The survey revealed that most companies are beginning to enter a cautious growth mode. Firms are placing a strong emphasis on providing a compelling rationale for each square foot of their real estate footprint in response to Wall Street expectations for growth and cost management as well as merger and acquisitions activity.

“Companies in the United States are entering a growth mode in terms of hiring and business line expansion, but this may not translate to growth in office space needs to the same degree,” said Kenneth Rudy, international director, corporate solutions at Jones Lang LaSalle. “Even as they grow, companies are focused on strategies to maximize space utilization, both in the amount of space needed per employee and in the effectiveness of the space in driving a highly productive workforce.”

The mandate will be less focused on increasing square footage in a portfolio, and more aimed at supporting business growth in a flexible manner while managing total occupancy costs and reducing risk.

It will also involve making strategic repositioning decisions to eliminate underutilized or redundant space. Occupiers will be challenged to adopt organizational structures that can drive global initiatives, balance growth and consolidation, control risk and enable quick decision making.

Positioning for smart growth in the face of changing demographics, labor costs, energy costs and world politics is leading companies to carefully evaluate entire operational footprints – office, distribution and manufacturing – and to develop the right commercial real estate organization, governance and guiding principles that can drive global initiatives and produce results, while supporting a company’s appetite for strategic growth.
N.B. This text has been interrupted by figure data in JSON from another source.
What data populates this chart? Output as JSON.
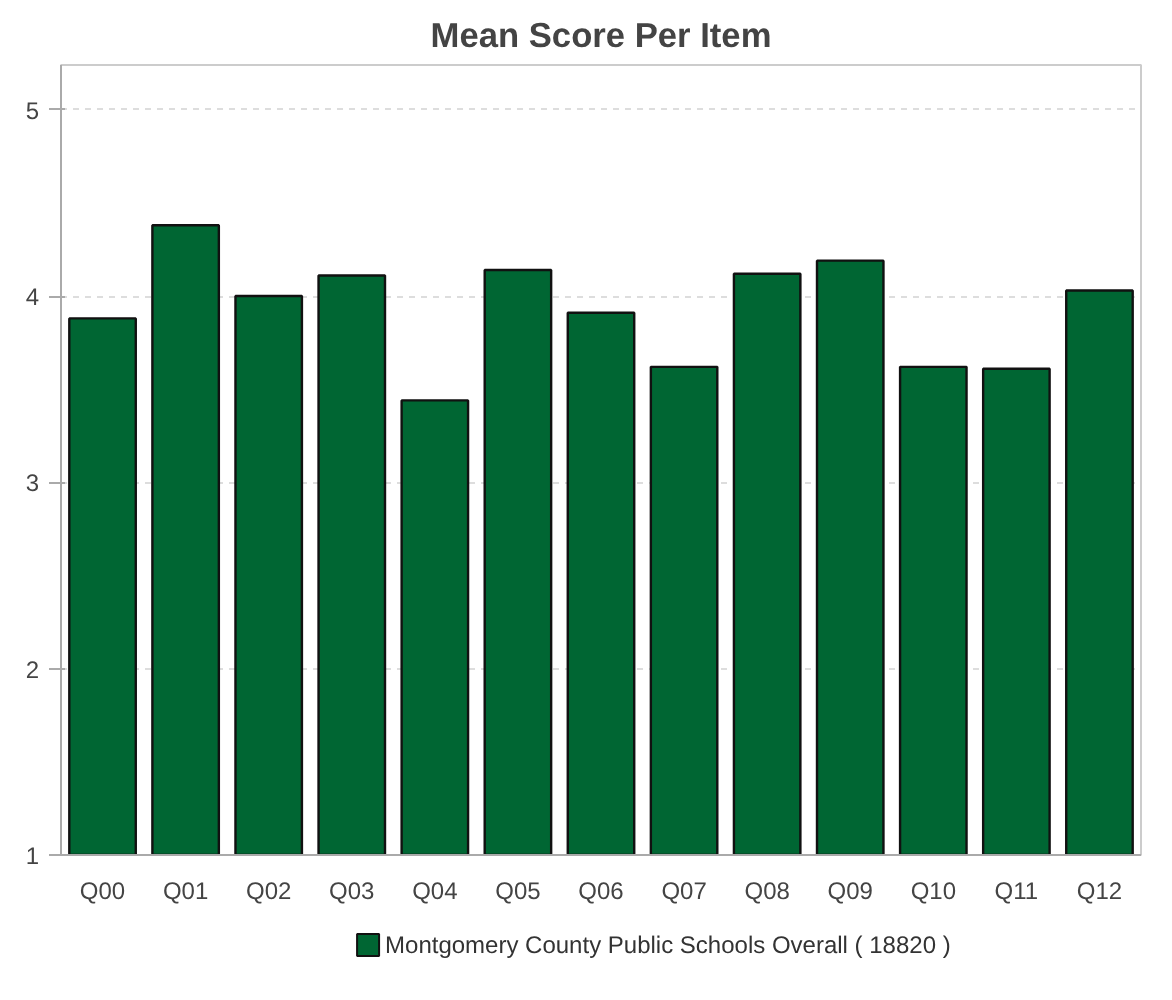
{
  "chart_data": {
    "type": "bar",
    "title": "Mean Score Per Item",
    "categories": [
      "Q00",
      "Q01",
      "Q02",
      "Q03",
      "Q04",
      "Q05",
      "Q06",
      "Q07",
      "Q08",
      "Q09",
      "Q10",
      "Q11",
      "Q12"
    ],
    "series": [
      {
        "name": "Montgomery County Public Schools Overall ( 18820 )",
        "color": "#006633",
        "values": [
          3.88,
          4.38,
          4.0,
          4.11,
          3.44,
          4.14,
          3.91,
          3.62,
          4.12,
          4.19,
          3.62,
          3.61,
          4.03
        ]
      }
    ],
    "ylim": [
      1,
      5.24
    ],
    "yticks": [
      1,
      2,
      3,
      4,
      5
    ],
    "grid": "y",
    "legend": "bottom"
  }
}
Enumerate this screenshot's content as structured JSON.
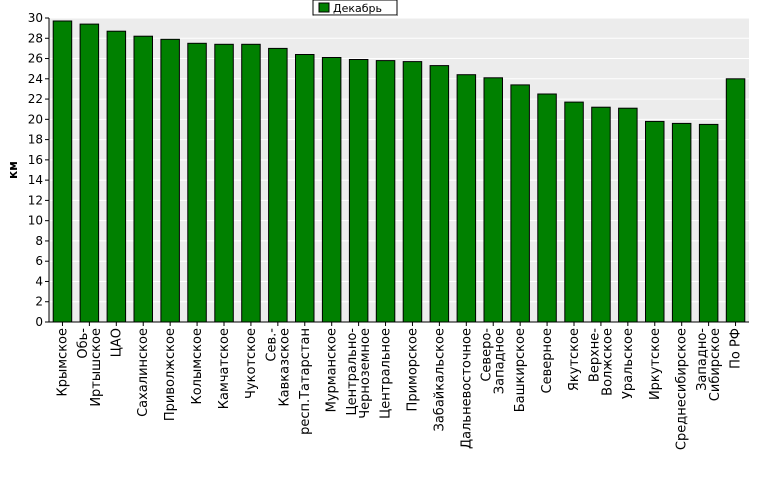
{
  "chart_data": {
    "type": "bar",
    "title": "",
    "xlabel": "",
    "ylabel": "км",
    "ylim": [
      0,
      30
    ],
    "yticks": [
      0,
      2,
      4,
      6,
      8,
      10,
      12,
      14,
      16,
      18,
      20,
      22,
      24,
      26,
      28,
      30
    ],
    "grid": true,
    "legend_position": "top-center",
    "categories": [
      "Крымское",
      "Обь-Иртышское",
      "ЦАО",
      "Сахалинское",
      "Приволжское",
      "Колымское",
      "Камчатское",
      "Чукотское",
      "Сев.-Кавказское",
      "респ.Татарстан",
      "Мурманское",
      "Центрально-Черноземное",
      "Центральное",
      "Приморское",
      "Забайкальское",
      "Дальневосточное",
      "Северо-Западное",
      "Башкирское",
      "Северное",
      "Якутское",
      "Верхне-Волжское",
      "Уральское",
      "Иркутское",
      "Среднесибирское",
      "Западно-Сибирское",
      "По РФ"
    ],
    "category_lines": [
      [
        "Крымское"
      ],
      [
        "Обь-",
        "Иртышское"
      ],
      [
        "ЦАО"
      ],
      [
        "Сахалинское"
      ],
      [
        "Приволжское"
      ],
      [
        "Колымское"
      ],
      [
        "Камчатское"
      ],
      [
        "Чукотское"
      ],
      [
        "Сев.-",
        "Кавказское"
      ],
      [
        "респ.Татарстан"
      ],
      [
        "Мурманское"
      ],
      [
        "Центрально-",
        "Черноземное"
      ],
      [
        "Центральное"
      ],
      [
        "Приморское"
      ],
      [
        "Забайкальское"
      ],
      [
        "Дальневосточное"
      ],
      [
        "Северо-",
        "Западное"
      ],
      [
        "Башкирское"
      ],
      [
        "Северное"
      ],
      [
        "Якутское"
      ],
      [
        "Верхне-",
        "Волжское"
      ],
      [
        "Уральское"
      ],
      [
        "Иркутское"
      ],
      [
        "Среднесибирское"
      ],
      [
        "Западно-",
        "Сибирское"
      ],
      [
        "По РФ"
      ]
    ],
    "series": [
      {
        "name": "Декабрь",
        "color": "#008000",
        "values": [
          29.7,
          29.4,
          28.7,
          28.2,
          27.9,
          27.5,
          27.4,
          27.4,
          27.0,
          26.4,
          26.1,
          25.9,
          25.8,
          25.7,
          25.3,
          24.4,
          24.1,
          23.4,
          22.5,
          21.7,
          21.2,
          21.1,
          19.8,
          19.6,
          19.5,
          24.0
        ]
      }
    ]
  },
  "colors": {
    "bar": "#008000",
    "plot_background": "#ececec",
    "grid": "#ffffff"
  }
}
“The old rules no longer apply,” said Lauren Picariello, vice president of occupier research for Jones Lang LaSalle. “Many large companies will not immediately take on more space as they increase revenues and resume hiring. There is a fundamental shift in the way corporate America consumes commercial real estate today.”

Flight to Quality Ramps Up

Unlike previous cycles, this recovery will not be as broadly based, JLL said. In recent quarters, in response to a tenant-favorable market, occupiers aggressively used flight-to-quality strategies to secure top-tier space at market-low rents.

Companies are being hyper-selective with space requirements and are migrating to real estate that brings the company as close as possible to its clients, employees and other key stakeholders. Many leading markets segments are now seeing the availability of premier quality Class A space tighten, making the flight to quality executed in 2010 more challenging. As shortages of quality space emerge, especially for large size requirements, relocation options will become limited, reducing tenant leverage.

As occupiers gravitate away from second-generation space to new higher quality options, holes have been left in the Class B and commodity space markets. This in turn has created opportunities for more price-conscious tenants looking to take advantage of higher vacancy and depressed rents for “flight to value” plays.